My intention would be to use a small hole saw to add the necessary amount of ventilation, one hole at a time so as not to overdo it. Perhaps I could fabricate a sliding cover for additional control of the temps. What do you all think?

Thanks for your advice!

jsa


----------



## bob-bqn (Sep 1, 2005)

Howdy jsa.

Is this by chance a GOSM smoker. Some of their newer models no longer have the lower vents. Funny they should remove them because of complaints, I would think that all one needs to do is close the vent. Some models had tabs that kept the vents from closing all the way, but the tabs can be bent out of the way or removed.

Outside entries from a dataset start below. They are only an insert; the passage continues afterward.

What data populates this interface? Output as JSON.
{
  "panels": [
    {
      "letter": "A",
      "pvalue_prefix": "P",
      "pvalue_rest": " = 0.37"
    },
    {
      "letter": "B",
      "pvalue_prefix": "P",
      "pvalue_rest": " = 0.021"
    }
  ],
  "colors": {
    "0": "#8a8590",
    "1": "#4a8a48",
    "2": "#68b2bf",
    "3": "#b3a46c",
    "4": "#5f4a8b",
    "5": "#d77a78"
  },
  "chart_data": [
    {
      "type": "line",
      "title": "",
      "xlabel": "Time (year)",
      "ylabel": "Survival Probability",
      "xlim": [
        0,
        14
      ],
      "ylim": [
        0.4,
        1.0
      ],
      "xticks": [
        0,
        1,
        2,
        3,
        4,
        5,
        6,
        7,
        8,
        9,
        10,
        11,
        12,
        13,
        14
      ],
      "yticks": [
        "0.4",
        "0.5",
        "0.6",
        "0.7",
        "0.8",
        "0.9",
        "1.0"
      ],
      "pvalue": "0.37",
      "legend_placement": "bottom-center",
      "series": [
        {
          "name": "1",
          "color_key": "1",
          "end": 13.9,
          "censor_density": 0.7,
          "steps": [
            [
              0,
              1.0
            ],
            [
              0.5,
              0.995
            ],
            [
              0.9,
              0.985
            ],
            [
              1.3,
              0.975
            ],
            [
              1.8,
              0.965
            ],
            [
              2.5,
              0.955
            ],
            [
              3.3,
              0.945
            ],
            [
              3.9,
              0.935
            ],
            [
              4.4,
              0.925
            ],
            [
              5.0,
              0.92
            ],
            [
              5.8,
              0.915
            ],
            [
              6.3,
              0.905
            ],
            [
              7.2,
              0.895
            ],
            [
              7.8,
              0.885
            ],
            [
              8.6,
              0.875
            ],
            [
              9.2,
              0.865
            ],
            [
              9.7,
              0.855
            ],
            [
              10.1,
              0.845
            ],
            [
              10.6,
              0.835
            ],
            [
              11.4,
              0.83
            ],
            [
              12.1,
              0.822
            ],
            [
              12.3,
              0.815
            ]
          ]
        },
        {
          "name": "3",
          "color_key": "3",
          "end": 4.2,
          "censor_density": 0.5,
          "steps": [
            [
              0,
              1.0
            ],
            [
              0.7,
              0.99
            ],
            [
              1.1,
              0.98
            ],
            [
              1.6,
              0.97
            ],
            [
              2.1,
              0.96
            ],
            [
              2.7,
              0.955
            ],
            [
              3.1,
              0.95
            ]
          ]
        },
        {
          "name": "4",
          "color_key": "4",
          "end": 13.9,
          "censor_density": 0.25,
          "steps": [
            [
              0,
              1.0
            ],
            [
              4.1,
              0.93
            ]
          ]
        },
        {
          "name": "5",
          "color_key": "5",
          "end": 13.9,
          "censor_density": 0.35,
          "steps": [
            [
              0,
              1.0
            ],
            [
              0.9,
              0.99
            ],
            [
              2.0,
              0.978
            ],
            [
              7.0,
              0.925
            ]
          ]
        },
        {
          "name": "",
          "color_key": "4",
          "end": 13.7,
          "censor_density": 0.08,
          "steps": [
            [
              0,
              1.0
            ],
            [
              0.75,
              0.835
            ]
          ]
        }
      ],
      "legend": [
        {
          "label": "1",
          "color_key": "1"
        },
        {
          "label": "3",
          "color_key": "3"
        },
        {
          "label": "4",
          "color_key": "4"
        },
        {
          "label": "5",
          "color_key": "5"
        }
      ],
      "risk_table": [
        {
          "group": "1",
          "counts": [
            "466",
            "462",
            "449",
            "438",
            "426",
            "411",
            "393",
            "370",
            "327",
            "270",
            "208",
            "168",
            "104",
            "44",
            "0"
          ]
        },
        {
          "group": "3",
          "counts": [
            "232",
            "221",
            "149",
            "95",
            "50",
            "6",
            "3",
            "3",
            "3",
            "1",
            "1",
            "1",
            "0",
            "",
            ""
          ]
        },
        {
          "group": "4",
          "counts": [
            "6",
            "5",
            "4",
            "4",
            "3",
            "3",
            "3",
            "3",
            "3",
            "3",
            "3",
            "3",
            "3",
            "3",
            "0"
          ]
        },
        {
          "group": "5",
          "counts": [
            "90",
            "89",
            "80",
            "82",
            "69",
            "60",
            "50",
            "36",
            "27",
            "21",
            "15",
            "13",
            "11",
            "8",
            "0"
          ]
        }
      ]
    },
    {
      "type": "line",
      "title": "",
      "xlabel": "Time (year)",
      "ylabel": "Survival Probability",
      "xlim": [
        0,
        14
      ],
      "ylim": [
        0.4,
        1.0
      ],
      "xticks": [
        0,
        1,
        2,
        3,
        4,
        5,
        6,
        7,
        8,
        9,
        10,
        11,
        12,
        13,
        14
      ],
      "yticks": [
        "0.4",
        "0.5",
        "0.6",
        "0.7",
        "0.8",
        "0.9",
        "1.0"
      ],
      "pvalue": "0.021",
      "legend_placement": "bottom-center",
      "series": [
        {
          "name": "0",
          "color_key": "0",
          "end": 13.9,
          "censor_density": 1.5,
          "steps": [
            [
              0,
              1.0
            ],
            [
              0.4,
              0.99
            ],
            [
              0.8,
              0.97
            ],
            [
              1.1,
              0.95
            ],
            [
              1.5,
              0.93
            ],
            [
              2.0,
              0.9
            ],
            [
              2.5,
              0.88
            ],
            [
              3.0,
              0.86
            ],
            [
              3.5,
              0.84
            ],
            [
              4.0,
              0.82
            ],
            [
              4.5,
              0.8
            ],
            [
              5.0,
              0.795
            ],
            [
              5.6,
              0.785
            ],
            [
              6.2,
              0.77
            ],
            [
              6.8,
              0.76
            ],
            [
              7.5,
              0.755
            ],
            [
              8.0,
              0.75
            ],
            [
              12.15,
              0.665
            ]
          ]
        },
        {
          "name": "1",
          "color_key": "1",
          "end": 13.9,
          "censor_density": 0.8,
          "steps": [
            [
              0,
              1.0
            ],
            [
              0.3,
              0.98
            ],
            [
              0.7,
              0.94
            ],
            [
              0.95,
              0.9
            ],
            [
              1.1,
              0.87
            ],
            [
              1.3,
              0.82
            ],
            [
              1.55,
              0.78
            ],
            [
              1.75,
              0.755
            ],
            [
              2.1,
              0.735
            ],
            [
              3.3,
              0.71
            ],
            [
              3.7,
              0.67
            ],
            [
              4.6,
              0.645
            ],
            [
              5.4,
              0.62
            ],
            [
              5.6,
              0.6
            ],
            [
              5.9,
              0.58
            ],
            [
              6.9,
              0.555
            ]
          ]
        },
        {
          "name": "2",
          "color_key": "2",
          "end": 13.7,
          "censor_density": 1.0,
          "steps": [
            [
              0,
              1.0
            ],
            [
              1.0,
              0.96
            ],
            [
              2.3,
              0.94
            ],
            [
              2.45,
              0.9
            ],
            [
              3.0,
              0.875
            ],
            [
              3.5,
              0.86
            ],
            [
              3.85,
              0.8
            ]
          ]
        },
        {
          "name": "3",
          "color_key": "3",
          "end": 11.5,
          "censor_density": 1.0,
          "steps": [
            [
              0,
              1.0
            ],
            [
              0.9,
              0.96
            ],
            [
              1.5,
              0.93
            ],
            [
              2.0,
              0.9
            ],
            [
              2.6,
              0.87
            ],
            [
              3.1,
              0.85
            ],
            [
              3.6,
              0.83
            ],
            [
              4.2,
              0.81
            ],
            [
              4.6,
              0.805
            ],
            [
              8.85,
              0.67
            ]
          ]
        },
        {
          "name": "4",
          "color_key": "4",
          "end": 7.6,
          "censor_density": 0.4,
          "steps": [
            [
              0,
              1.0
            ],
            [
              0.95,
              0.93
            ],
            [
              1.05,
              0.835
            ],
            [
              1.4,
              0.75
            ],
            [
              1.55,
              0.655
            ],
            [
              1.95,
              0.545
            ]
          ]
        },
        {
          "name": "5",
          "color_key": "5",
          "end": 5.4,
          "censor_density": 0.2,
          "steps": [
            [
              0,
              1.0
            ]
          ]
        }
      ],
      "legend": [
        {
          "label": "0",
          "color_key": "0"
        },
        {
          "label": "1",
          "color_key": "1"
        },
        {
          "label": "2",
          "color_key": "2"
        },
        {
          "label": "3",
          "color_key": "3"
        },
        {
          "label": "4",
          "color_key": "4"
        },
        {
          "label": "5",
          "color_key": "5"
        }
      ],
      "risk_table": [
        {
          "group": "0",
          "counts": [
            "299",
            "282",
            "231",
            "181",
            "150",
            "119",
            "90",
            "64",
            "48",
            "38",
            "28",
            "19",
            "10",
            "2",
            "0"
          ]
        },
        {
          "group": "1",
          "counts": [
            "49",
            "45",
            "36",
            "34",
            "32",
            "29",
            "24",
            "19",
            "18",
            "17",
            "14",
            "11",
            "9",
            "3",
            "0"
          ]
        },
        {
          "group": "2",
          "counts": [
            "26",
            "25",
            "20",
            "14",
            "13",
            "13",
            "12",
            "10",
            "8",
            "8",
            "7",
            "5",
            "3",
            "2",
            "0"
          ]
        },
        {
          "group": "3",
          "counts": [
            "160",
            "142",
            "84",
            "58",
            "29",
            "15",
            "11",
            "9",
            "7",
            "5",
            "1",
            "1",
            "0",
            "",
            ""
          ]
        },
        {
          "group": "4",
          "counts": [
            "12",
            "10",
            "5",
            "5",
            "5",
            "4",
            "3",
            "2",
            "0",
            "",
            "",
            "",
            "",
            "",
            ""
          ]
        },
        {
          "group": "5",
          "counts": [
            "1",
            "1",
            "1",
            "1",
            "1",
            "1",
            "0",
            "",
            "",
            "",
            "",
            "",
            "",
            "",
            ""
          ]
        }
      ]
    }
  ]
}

Back to your problem...I would wait for the new valve before attempting to mod the body and see if that helps.


----------



## jsa (Sep 1, 2005)

Hi Bob,

Yes indeed, this is a Great Outdoors Smokey Mountain, wide body version. I chose this partly due to the About.com "Ten best smokers under $400" article. I began with a Char-Broil electric water unit, and it went back to the retailer as fast as I could get it back in the box!

I really need the convenience of non wood or charcoal unit, and the gas option seemed to be a good compromise. With the winters we have here in Colorado, the high temp issue will likely take care of itself for part of the year!  :roll:

Thanks for the reply,

jsa


----------



## bob-bqn (Sep 2, 2005)

Unfortunately, I haven't experienced the high temperature problem with any of my GOSM smokers probably because they all have the lower vents. During colder months I do close the vents to keep out the cold. I found out long before they started making the wide body model that the burner pulled in all the oxygen it needs to burn from the holes in its housing and the side vents were mainly for getting air to the smoke wood. I don't know if someone has developed a Mod to add ventilation to the wide body.

Hope you find the answer soon, but at least it won't be long before you get cooler weather.


----------



## arzig1 (Sep 6, 2005)

i have a gosm with a vent on the top annd one on either side near the bottom and had a hard time getting the temp low enough. they sent a new regulator and everything is fine now


----------